The Pattern Analysis tool, which is similar to the Auto Insight tool, allows us to determine how one state of a discrete variable of interest (the target) differs from the others, in terms of the other variables in the network.
The Pattern Analysis tool also supports continuous target variables.
- Open the Asia sample network included with Bayes Server, either from the Start Page or from the File menu, click Open.
The Asia network with no evidence set should look like this...
- Click on Has Bronchitis to select the node, without setting evidence on it.
- From the Analyze menu click Insight and then Pattern Analysis.
The Pattern Analysis dialog is displayed.
- Confirm that Has Bronchitis has automatically been selected as the Target (Hypothesis) variable (since it was selected when we launched the Pattern Analysis tool). If not, select it in the drop down.
If a discrete variable has more than 2 states, say {S1, S2, S3}, then we would instead be comparing S1 to {S2, S3}, rather than just a single state.
The options page should look like the following:
- Click Run
The results page should look like the following:
We can clearly see that with no evidence set Dyspnea is the variable that differs the most between when Has Bronchitis=True and Has Bronchitis=False with a strength (JS divergence) of 36%.
Strength: The distance between the test distribution from when Target Variable=Target State and when Target Variable = NOT Target State. The strength, which is reported using Jenson Shannon divergence, can range between 0% and 100%.
We can also see that Dyspnea=True changes from 80.80% when Has Bronchitis=True to 13.16% when Has Bronchitis=False, which is a large change.
The Pattern Analysis tool also supports evidence that is already set on the network.
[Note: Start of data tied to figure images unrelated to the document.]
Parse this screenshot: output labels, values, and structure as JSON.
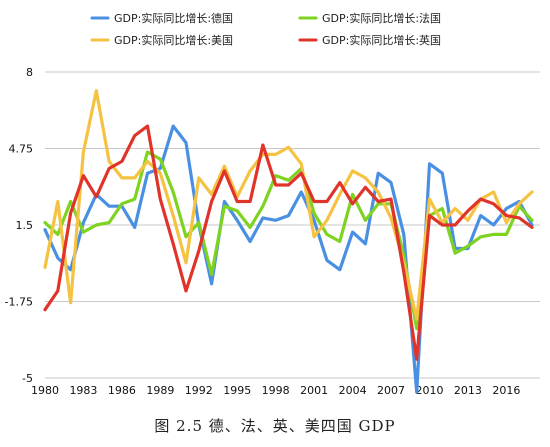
{
  "caption": "图 2.5 德、法、英、美四国 GDP",
  "chart_data": {
    "type": "line",
    "title": "",
    "xlabel": "",
    "ylabel": "",
    "ylim": [
      -5,
      8
    ],
    "y_ticks": [
      "8",
      "4.75",
      "1.5",
      "-1.75",
      "-5"
    ],
    "x_ticks": [
      "1980",
      "1983",
      "1986",
      "1989",
      "1992",
      "1995",
      "1998",
      "2001",
      "2004",
      "2007",
      "2010",
      "2013",
      "2016"
    ],
    "grid": "horizontal",
    "legend_position": "top",
    "x": [
      1980,
      1981,
      1982,
      1983,
      1984,
      1985,
      1986,
      1987,
      1988,
      1989,
      1990,
      1991,
      1992,
      1993,
      1994,
      1995,
      1996,
      1997,
      1998,
      1999,
      2000,
      2001,
      2002,
      2003,
      2004,
      2005,
      2006,
      2007,
      2008,
      2009,
      2010,
      2011,
      2012,
      2013,
      2014,
      2015,
      2016,
      2017,
      2018
    ],
    "series": [
      {
        "name": "GDP:实际同比增长:德国",
        "color": "#4a90e2",
        "values": [
          1.3,
          0.1,
          -0.4,
          1.6,
          2.8,
          2.3,
          2.3,
          1.4,
          3.7,
          3.9,
          5.7,
          5.0,
          1.5,
          -1.0,
          2.5,
          1.7,
          0.8,
          1.8,
          1.7,
          1.9,
          2.9,
          1.7,
          0.0,
          -0.4,
          1.2,
          0.7,
          3.7,
          3.3,
          1.1,
          -5.6,
          4.1,
          3.7,
          0.5,
          0.5,
          1.9,
          1.5,
          2.2,
          2.5,
          1.5
        ]
      },
      {
        "name": "GDP:实际同比增长:法国",
        "color": "#7ed321",
        "values": [
          1.6,
          1.1,
          2.5,
          1.2,
          1.5,
          1.6,
          2.4,
          2.6,
          4.6,
          4.3,
          2.9,
          1.0,
          1.6,
          -0.6,
          2.3,
          2.1,
          1.4,
          2.3,
          3.6,
          3.4,
          3.9,
          2.0,
          1.1,
          0.8,
          2.8,
          1.7,
          2.4,
          2.4,
          0.2,
          -2.9,
          1.9,
          2.2,
          0.3,
          0.6,
          1.0,
          1.1,
          1.1,
          2.3,
          1.7
        ]
      },
      {
        "name": "GDP:实际同比增长:美国",
        "color": "#f5c242",
        "values": [
          -0.3,
          2.5,
          -1.8,
          4.6,
          7.2,
          4.2,
          3.5,
          3.5,
          4.2,
          3.7,
          1.9,
          -0.1,
          3.5,
          2.8,
          4.0,
          2.7,
          3.8,
          4.5,
          4.5,
          4.8,
          4.1,
          1.0,
          1.7,
          2.8,
          3.8,
          3.5,
          2.9,
          1.8,
          -0.1,
          -2.5,
          2.6,
          1.6,
          2.2,
          1.7,
          2.6,
          2.9,
          1.6,
          2.4,
          2.9
        ]
      },
      {
        "name": "GDP:实际同比增长:英国",
        "color": "#e0342b",
        "values": [
          -2.1,
          -1.3,
          2.0,
          3.6,
          2.7,
          3.9,
          4.2,
          5.3,
          5.7,
          2.6,
          0.7,
          -1.3,
          0.4,
          2.5,
          3.8,
          2.5,
          2.5,
          4.9,
          3.2,
          3.2,
          3.7,
          2.5,
          2.5,
          3.3,
          2.4,
          3.1,
          2.5,
          2.6,
          -0.5,
          -4.2,
          1.9,
          1.5,
          1.5,
          2.1,
          2.6,
          2.4,
          1.9,
          1.8,
          1.4
        ]
      }
    ]
  }
}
Note that the Auto Insight tool, which is similar to the pattern analysis tool, supports dynamic setting of evidence (drill-down).
The pattern analysis tool provides valuable insight into how one state varies from all the others.
Now we will use the pattern analysis tool on a different network, which is an example of a mixture model.
- Open the Iris sample network included with Bayes Server, either from the Start Page or from the File menu, click Open.
The Iris mixture model contains a latent variable called Cluster. This variable has a number of states (clusters). We will use the pattern analysis to see how each cluster differs.
Click on the Cluster node, without setting evidence on it.
From the Analyze menu click Insight and then Pattern Analysis.
The Pattern Analysis dialog is displayed.
Confirm that Cluster has automatically been selected as the Target (Hypothesis) variable (since it was selected when we launched the Pattern Analysis tool). If not, select it in the drop down.
Change Top N variables to 4
The options page should look like the following:
- Click Run
The results page should look like the following:
We can see that Cluster 2 is differentiated from the other clusters predominatly by Petal Length (99.82%) and Petal Width (98.23%) and to a lesser extent by Sepal Length (63.76%).
We used the mesh query tool with the following axes, to generate the image below (left as an optional exercise):
- X axis: Petal Length
- Y axis: Petal Width
- Z axis: Likelihood
Cluster 2 is on the far left, verifying that it is indeed very different to the other clusters in the dimensions identified by the pattern analysis tool.